In October, the consumer price index rose by 6.2 percent, the highest rate in thirty years. This increase was caused by higher prices for various products, such as food, gasoline, and rent. Rising prices can strain families and individuals who rely on these costs for their living.
High inflation can also affect the economy’s recovery for women in particular. Since the COVID-19 pandemic hit the childcare industry, the number of women in the labor force has decreased. During the “she-cession,” the wage gap between Black and white women, immigrant women, and low-wage workers has also widened. This issue is further exacerbated by the lack of resources for women of color.
Food and Necessities Becoming Inaccessible
In addition to being more likely to shop at stores, gendered expectations can also affect the way women feel about inflation. For instance, they may spend more time in order to find the best deals, which can lead to higher prices. On the other hand, women are also more likely to spend their income on non-durable goods, such as food and toilet paper. Tampons and other feminine hygiene products have also been rising in price since April.
In March, the consumer price index rose by 8.5 percent, with the biggest increases being seen in food, shelter, and gas. According to a study conducted by the Bureau of Labor Statistics, women spend about 30 percent more on groceries than men. The study also found that the same items that are among the highest in inflation are also purchased by single women.
Although women are more likely to shop at supermarkets, they are also more likely to spend on meals at home. This is because inflation has increased their spending on food by 10 percent. Men, on the other hand, are more likely to go out for dinner or takeout, where the price increases have been smaller.
Food prices were up by 15 percent in March. Some of the major factors contributing to the increase included higher prices for fats and oils, flour, and milk. Other food products, such as fruits and vegetables, were also up by 10 percent. Bakery and sweets were also up 8 percent, and dairy products were up 7 percent.

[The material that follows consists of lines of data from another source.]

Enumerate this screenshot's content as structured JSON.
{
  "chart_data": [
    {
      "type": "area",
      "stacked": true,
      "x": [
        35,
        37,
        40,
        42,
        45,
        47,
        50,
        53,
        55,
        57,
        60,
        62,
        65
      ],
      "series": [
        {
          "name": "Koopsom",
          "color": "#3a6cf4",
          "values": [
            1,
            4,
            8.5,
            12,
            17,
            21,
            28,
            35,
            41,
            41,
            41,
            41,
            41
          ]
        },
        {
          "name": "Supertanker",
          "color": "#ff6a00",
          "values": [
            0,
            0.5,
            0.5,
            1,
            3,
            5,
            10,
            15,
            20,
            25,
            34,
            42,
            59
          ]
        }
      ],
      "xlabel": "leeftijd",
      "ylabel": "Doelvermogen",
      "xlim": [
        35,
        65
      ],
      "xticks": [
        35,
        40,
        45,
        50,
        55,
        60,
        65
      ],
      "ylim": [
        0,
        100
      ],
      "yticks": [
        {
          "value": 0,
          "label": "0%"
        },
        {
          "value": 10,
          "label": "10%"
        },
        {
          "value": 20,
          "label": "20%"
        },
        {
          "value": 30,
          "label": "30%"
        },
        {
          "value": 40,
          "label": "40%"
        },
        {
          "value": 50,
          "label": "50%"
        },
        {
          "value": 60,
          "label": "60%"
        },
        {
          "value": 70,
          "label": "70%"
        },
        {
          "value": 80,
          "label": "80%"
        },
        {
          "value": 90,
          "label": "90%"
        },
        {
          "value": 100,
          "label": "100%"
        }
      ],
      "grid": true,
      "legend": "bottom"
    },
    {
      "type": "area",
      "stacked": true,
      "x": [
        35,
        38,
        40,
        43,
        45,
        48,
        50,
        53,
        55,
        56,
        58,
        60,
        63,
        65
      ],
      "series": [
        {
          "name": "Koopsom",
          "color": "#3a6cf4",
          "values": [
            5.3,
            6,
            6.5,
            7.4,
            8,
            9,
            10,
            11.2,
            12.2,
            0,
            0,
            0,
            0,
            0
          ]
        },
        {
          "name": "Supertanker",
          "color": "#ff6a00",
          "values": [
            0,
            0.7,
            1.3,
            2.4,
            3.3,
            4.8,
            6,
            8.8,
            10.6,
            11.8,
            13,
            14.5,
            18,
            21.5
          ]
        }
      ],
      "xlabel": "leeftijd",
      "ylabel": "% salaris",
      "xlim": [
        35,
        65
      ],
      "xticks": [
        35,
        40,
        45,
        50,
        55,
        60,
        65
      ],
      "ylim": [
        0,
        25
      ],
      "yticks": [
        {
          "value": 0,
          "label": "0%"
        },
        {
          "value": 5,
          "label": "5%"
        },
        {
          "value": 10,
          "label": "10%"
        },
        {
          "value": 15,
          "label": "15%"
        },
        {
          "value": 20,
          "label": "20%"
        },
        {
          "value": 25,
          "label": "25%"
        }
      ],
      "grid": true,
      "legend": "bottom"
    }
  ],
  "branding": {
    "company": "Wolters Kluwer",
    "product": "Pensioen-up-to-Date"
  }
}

Women are more likely to purchase certain types of food products, such as chicken and beef, which have seen significant increases in price due to inflation. Men, on the other hand, tend to spend more on other food products, such as pork and alcohol.

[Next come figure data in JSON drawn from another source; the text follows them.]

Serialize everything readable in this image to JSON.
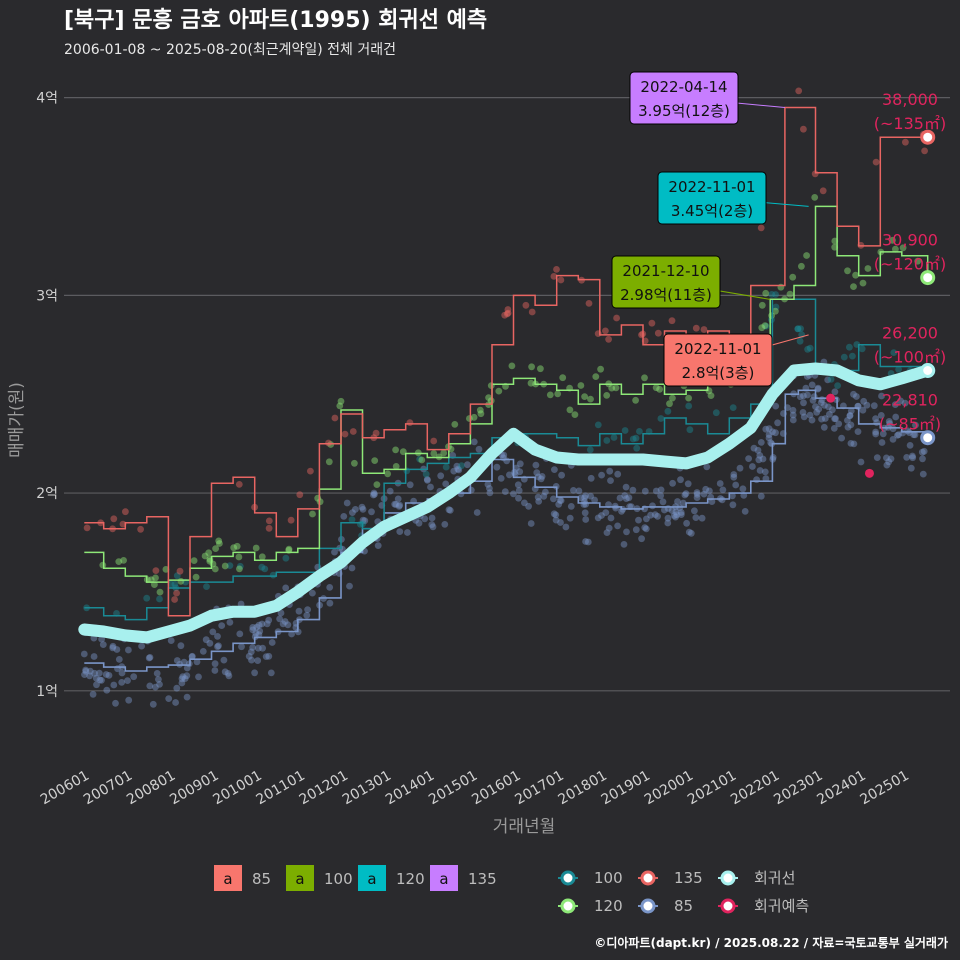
{
  "chart_data": {
    "type": "scatter",
    "title": "[북구] 문흥 금호 아파트(1995) 회귀선 예측",
    "subtitle": "2006-01-08 ~ 2025-08-20(최근계약일) 전체 거래건",
    "xlabel": "거래년월",
    "ylabel": "매매가(원)",
    "ylim": [
      0.65,
      4.15
    ],
    "x_range": [
      "2006-01",
      "2025-12"
    ],
    "x_ticks": [
      "200601",
      "200701",
      "200801",
      "200901",
      "201001",
      "201101",
      "201201",
      "201301",
      "201401",
      "201501",
      "201601",
      "201701",
      "201801",
      "201901",
      "202001",
      "202101",
      "202201",
      "202301",
      "202401",
      "202501"
    ],
    "y_ticks": [
      {
        "value": 1,
        "label": "1억"
      },
      {
        "value": 2,
        "label": "2억"
      },
      {
        "value": 3,
        "label": "3억"
      },
      {
        "value": 4,
        "label": "4억"
      }
    ],
    "grid": true,
    "colors": {
      "85": "#7a95c8",
      "100": "#1a8a95",
      "120": "#8ee878",
      "135": "#e86562",
      "trend": "#a8f0ee",
      "forecast": "#e0245e"
    },
    "series": [
      {
        "name": "85",
        "points": [
          [
            2006.05,
            1.14
          ],
          [
            2006.5,
            1.12
          ],
          [
            2007.0,
            1.1
          ],
          [
            2007.5,
            1.12
          ],
          [
            2008.0,
            1.13
          ],
          [
            2008.5,
            1.16
          ],
          [
            2009.0,
            1.2
          ],
          [
            2009.5,
            1.24
          ],
          [
            2010.0,
            1.27
          ],
          [
            2010.5,
            1.3
          ],
          [
            2011.0,
            1.36
          ],
          [
            2011.5,
            1.47
          ],
          [
            2012.0,
            1.7
          ],
          [
            2012.5,
            1.82
          ],
          [
            2013.0,
            1.9
          ],
          [
            2013.5,
            1.95
          ],
          [
            2014.0,
            1.97
          ],
          [
            2014.5,
            2.0
          ],
          [
            2015.0,
            2.06
          ],
          [
            2015.5,
            2.17
          ],
          [
            2016.0,
            2.08
          ],
          [
            2016.5,
            2.03
          ],
          [
            2017.0,
            1.98
          ],
          [
            2017.5,
            1.95
          ],
          [
            2018.0,
            1.93
          ],
          [
            2018.5,
            1.92
          ],
          [
            2019.0,
            1.93
          ],
          [
            2019.5,
            1.93
          ],
          [
            2020.0,
            1.95
          ],
          [
            2020.5,
            1.97
          ],
          [
            2021.0,
            2.0
          ],
          [
            2021.5,
            2.06
          ],
          [
            2022.0,
            2.25
          ],
          [
            2022.3,
            2.5
          ],
          [
            2022.6,
            2.52
          ],
          [
            2023.0,
            2.48
          ],
          [
            2023.5,
            2.43
          ],
          [
            2024.0,
            2.35
          ],
          [
            2024.5,
            2.33
          ],
          [
            2025.0,
            2.31
          ],
          [
            2025.6,
            2.28
          ]
        ]
      },
      {
        "name": "100",
        "points": [
          [
            2006.05,
            1.42
          ],
          [
            2006.5,
            1.38
          ],
          [
            2007.0,
            1.36
          ],
          [
            2007.5,
            1.42
          ],
          [
            2008.0,
            1.52
          ],
          [
            2008.5,
            1.55
          ],
          [
            2009.5,
            1.58
          ],
          [
            2010.5,
            1.6
          ],
          [
            2011.5,
            1.72
          ],
          [
            2012.0,
            1.85
          ],
          [
            2012.5,
            1.82
          ],
          [
            2013.0,
            2.05
          ],
          [
            2013.5,
            2.12
          ],
          [
            2014.0,
            2.15
          ],
          [
            2014.5,
            2.18
          ],
          [
            2015.0,
            2.2
          ],
          [
            2015.5,
            2.28
          ],
          [
            2016.0,
            2.3
          ],
          [
            2016.5,
            2.3
          ],
          [
            2017.0,
            2.28
          ],
          [
            2017.5,
            2.24
          ],
          [
            2018.0,
            2.3
          ],
          [
            2018.5,
            2.25
          ],
          [
            2019.0,
            2.3
          ],
          [
            2019.5,
            2.38
          ],
          [
            2020.0,
            2.35
          ],
          [
            2020.5,
            2.3
          ],
          [
            2021.0,
            2.38
          ],
          [
            2021.5,
            2.45
          ],
          [
            2022.0,
            2.98
          ],
          [
            2022.3,
            2.98
          ],
          [
            2023.0,
            2.62
          ],
          [
            2023.5,
            2.62
          ],
          [
            2024.0,
            2.75
          ],
          [
            2024.5,
            2.64
          ],
          [
            2025.6,
            2.62
          ]
        ]
      },
      {
        "name": "120",
        "points": [
          [
            2006.05,
            1.7
          ],
          [
            2006.5,
            1.62
          ],
          [
            2007.0,
            1.58
          ],
          [
            2007.5,
            1.55
          ],
          [
            2008.0,
            1.56
          ],
          [
            2008.5,
            1.62
          ],
          [
            2009.0,
            1.68
          ],
          [
            2009.5,
            1.7
          ],
          [
            2010.0,
            1.66
          ],
          [
            2010.5,
            1.7
          ],
          [
            2011.0,
            1.72
          ],
          [
            2011.5,
            2.02
          ],
          [
            2012.0,
            2.42
          ],
          [
            2012.5,
            2.1
          ],
          [
            2013.0,
            2.12
          ],
          [
            2013.5,
            2.2
          ],
          [
            2014.0,
            2.18
          ],
          [
            2014.5,
            2.25
          ],
          [
            2015.0,
            2.35
          ],
          [
            2015.5,
            2.55
          ],
          [
            2016.0,
            2.58
          ],
          [
            2016.5,
            2.55
          ],
          [
            2017.0,
            2.52
          ],
          [
            2017.5,
            2.45
          ],
          [
            2018.0,
            2.55
          ],
          [
            2018.5,
            2.5
          ],
          [
            2019.0,
            2.55
          ],
          [
            2019.5,
            2.5
          ],
          [
            2020.0,
            2.52
          ],
          [
            2020.5,
            2.58
          ],
          [
            2021.0,
            2.62
          ],
          [
            2021.5,
            2.75
          ],
          [
            2021.95,
            2.98
          ],
          [
            2022.5,
            3.05
          ],
          [
            2023.0,
            3.45
          ],
          [
            2023.5,
            3.2
          ],
          [
            2024.0,
            3.1
          ],
          [
            2024.5,
            3.22
          ],
          [
            2025.0,
            3.2
          ],
          [
            2025.6,
            3.09
          ]
        ]
      },
      {
        "name": "135",
        "points": [
          [
            2006.05,
            1.85
          ],
          [
            2006.5,
            1.82
          ],
          [
            2007.0,
            1.85
          ],
          [
            2007.5,
            1.88
          ],
          [
            2008.0,
            1.38
          ],
          [
            2008.5,
            1.78
          ],
          [
            2009.0,
            2.05
          ],
          [
            2009.5,
            2.08
          ],
          [
            2010.0,
            1.9
          ],
          [
            2010.5,
            1.78
          ],
          [
            2011.0,
            1.92
          ],
          [
            2011.5,
            2.25
          ],
          [
            2012.0,
            2.4
          ],
          [
            2012.5,
            2.28
          ],
          [
            2013.0,
            2.32
          ],
          [
            2013.5,
            2.35
          ],
          [
            2014.0,
            2.22
          ],
          [
            2014.5,
            2.3
          ],
          [
            2015.0,
            2.45
          ],
          [
            2015.5,
            2.75
          ],
          [
            2016.0,
            3.0
          ],
          [
            2016.5,
            2.95
          ],
          [
            2017.0,
            3.1
          ],
          [
            2017.5,
            3.08
          ],
          [
            2018.0,
            2.8
          ],
          [
            2018.5,
            2.85
          ],
          [
            2019.0,
            2.75
          ],
          [
            2019.5,
            2.82
          ],
          [
            2020.0,
            2.78
          ],
          [
            2020.5,
            2.82
          ],
          [
            2021.0,
            2.8
          ],
          [
            2021.5,
            3.05
          ],
          [
            2022.29,
            3.95
          ],
          [
            2022.6,
            3.95
          ],
          [
            2023.0,
            3.62
          ],
          [
            2023.5,
            3.35
          ],
          [
            2024.0,
            3.25
          ],
          [
            2024.5,
            3.8
          ],
          [
            2025.6,
            3.8
          ]
        ]
      },
      {
        "name": "회귀선",
        "points": [
          [
            2006.05,
            1.31
          ],
          [
            2006.5,
            1.3
          ],
          [
            2007.0,
            1.28
          ],
          [
            2007.5,
            1.27
          ],
          [
            2008.0,
            1.3
          ],
          [
            2008.5,
            1.33
          ],
          [
            2009.0,
            1.38
          ],
          [
            2009.5,
            1.4
          ],
          [
            2010.0,
            1.4
          ],
          [
            2010.5,
            1.43
          ],
          [
            2011.0,
            1.5
          ],
          [
            2011.5,
            1.58
          ],
          [
            2012.0,
            1.65
          ],
          [
            2012.5,
            1.75
          ],
          [
            2013.0,
            1.83
          ],
          [
            2013.5,
            1.88
          ],
          [
            2014.0,
            1.93
          ],
          [
            2014.5,
            2.0
          ],
          [
            2015.0,
            2.08
          ],
          [
            2015.5,
            2.2
          ],
          [
            2016.0,
            2.3
          ],
          [
            2016.5,
            2.22
          ],
          [
            2017.0,
            2.18
          ],
          [
            2017.5,
            2.17
          ],
          [
            2018.0,
            2.17
          ],
          [
            2018.5,
            2.17
          ],
          [
            2019.0,
            2.17
          ],
          [
            2019.5,
            2.16
          ],
          [
            2020.0,
            2.15
          ],
          [
            2020.5,
            2.18
          ],
          [
            2021.0,
            2.25
          ],
          [
            2021.5,
            2.33
          ],
          [
            2022.0,
            2.5
          ],
          [
            2022.5,
            2.62
          ],
          [
            2023.0,
            2.63
          ],
          [
            2023.5,
            2.62
          ],
          [
            2024.0,
            2.57
          ],
          [
            2024.5,
            2.55
          ],
          [
            2025.0,
            2.58
          ],
          [
            2025.6,
            2.62
          ]
        ]
      },
      {
        "name": "회귀예측",
        "points": [
          [
            2024.25,
            2.1
          ],
          [
            2023.35,
            2.48
          ]
        ]
      }
    ],
    "callouts": [
      {
        "date": "2022-04-14",
        "price": "3.95억(12층)",
        "type": "135",
        "x": 2022.29,
        "y": 3.95,
        "fill": "#c77dff"
      },
      {
        "date": "2022-11-01",
        "price": "3.45억(2층)",
        "type": "120",
        "x": 2022.84,
        "y": 3.45,
        "fill": "#00bcc4"
      },
      {
        "date": "2021-12-10",
        "price": "2.98억(11층)",
        "type": "100",
        "x": 2021.94,
        "y": 2.98,
        "fill": "#7cae00"
      },
      {
        "date": "2022-11-01",
        "price": "2.8억(3층)",
        "type": "85",
        "x": 2022.84,
        "y": 2.8,
        "fill": "#f8766d"
      }
    ],
    "end_labels": [
      {
        "value": "38,000",
        "area": "(~135㎡)",
        "y": 3.8,
        "color": "#e86562"
      },
      {
        "value": "30,900",
        "area": "(~120㎡)",
        "y": 3.09,
        "color": "#8ee878"
      },
      {
        "value": "26,200",
        "area": "(~100㎡)",
        "y": 2.62,
        "color": "#1a8a95"
      },
      {
        "value": "22,810",
        "area": "(~85㎡)",
        "y": 2.28,
        "color": "#7a95c8"
      }
    ],
    "legend_placement": "bottom",
    "legend_boxes": [
      {
        "glyph": "a",
        "label": "85",
        "fill": "#f8766d"
      },
      {
        "glyph": "a",
        "label": "100",
        "fill": "#7cae00"
      },
      {
        "glyph": "a",
        "label": "120",
        "fill": "#00bcc4"
      },
      {
        "glyph": "a",
        "label": "135",
        "fill": "#c77dff"
      }
    ],
    "legend_lines": [
      {
        "label": "100",
        "color": "#1a8a95"
      },
      {
        "label": "135",
        "color": "#e86562"
      },
      {
        "label": "회귀선",
        "color": "#a8f0ee"
      },
      {
        "label": "120",
        "color": "#8ee878"
      },
      {
        "label": "85",
        "color": "#7a95c8"
      },
      {
        "label": "회귀예측",
        "color": "#e0245e"
      }
    ]
  },
  "credit": "©디아파트(dapt.kr) / 2025.08.22 / 자료=국토교통부 실거래가"
}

According to Kathryn Anne Edwards, an economist at the RAND Corporation, women are less likely to have the options they need to make informed decisions when it comes to food prices due to their low-wage jobs and higher health costs. Men, on the other hand, can still absorb the rising prices by making other changes to their eating habits. For instance, they can reduce their takeout orders or go to the grocery store to purchase a cheaper item.
If you’re already shopping as cheap as you can, then you can’t absorb the price increase. This is when people start skipping meals and cutting back on their purchases.
Other Financial Considerations
Since inflation is the main cause of financial problems for people, especially those who are in debt, it’s important to note that women are more prone to falling behind due to their food and medical expenses. They also tend to carry more student loan debt than men.
According to the Social Security Administration, about 55 percent of people who receive benefits are women. However, the average monthly benefit for women is lower than that of men. This means that women are more vulnerable to falling behind due to rising inflation.
According to Berg, the increasing number of women calling the National Food Hotline in 2021 revealed that they were more likely to experience poverty and hunger than men. The organization, which is funded by the US Department of Agriculture, received about 75 percent of its calls from women.
One of the most important factors that policymakers can consider when it comes to ensuring that women are not left behind is ensuring that programs that provide financial assistance keep up with inflation. For instance, some federal grants do not provide adequate coverage for certain types of necessities, such as diapers and baby wipes.
Another important factor that policymakers can consider is ensuring that programs that provide financial assistance keep up with inflation. Although the cost-of-living adjustment is based on an annual basis, it does not follow review cycles. This means that as inflation increases, the power of benefits begins to decline until the next adjustment.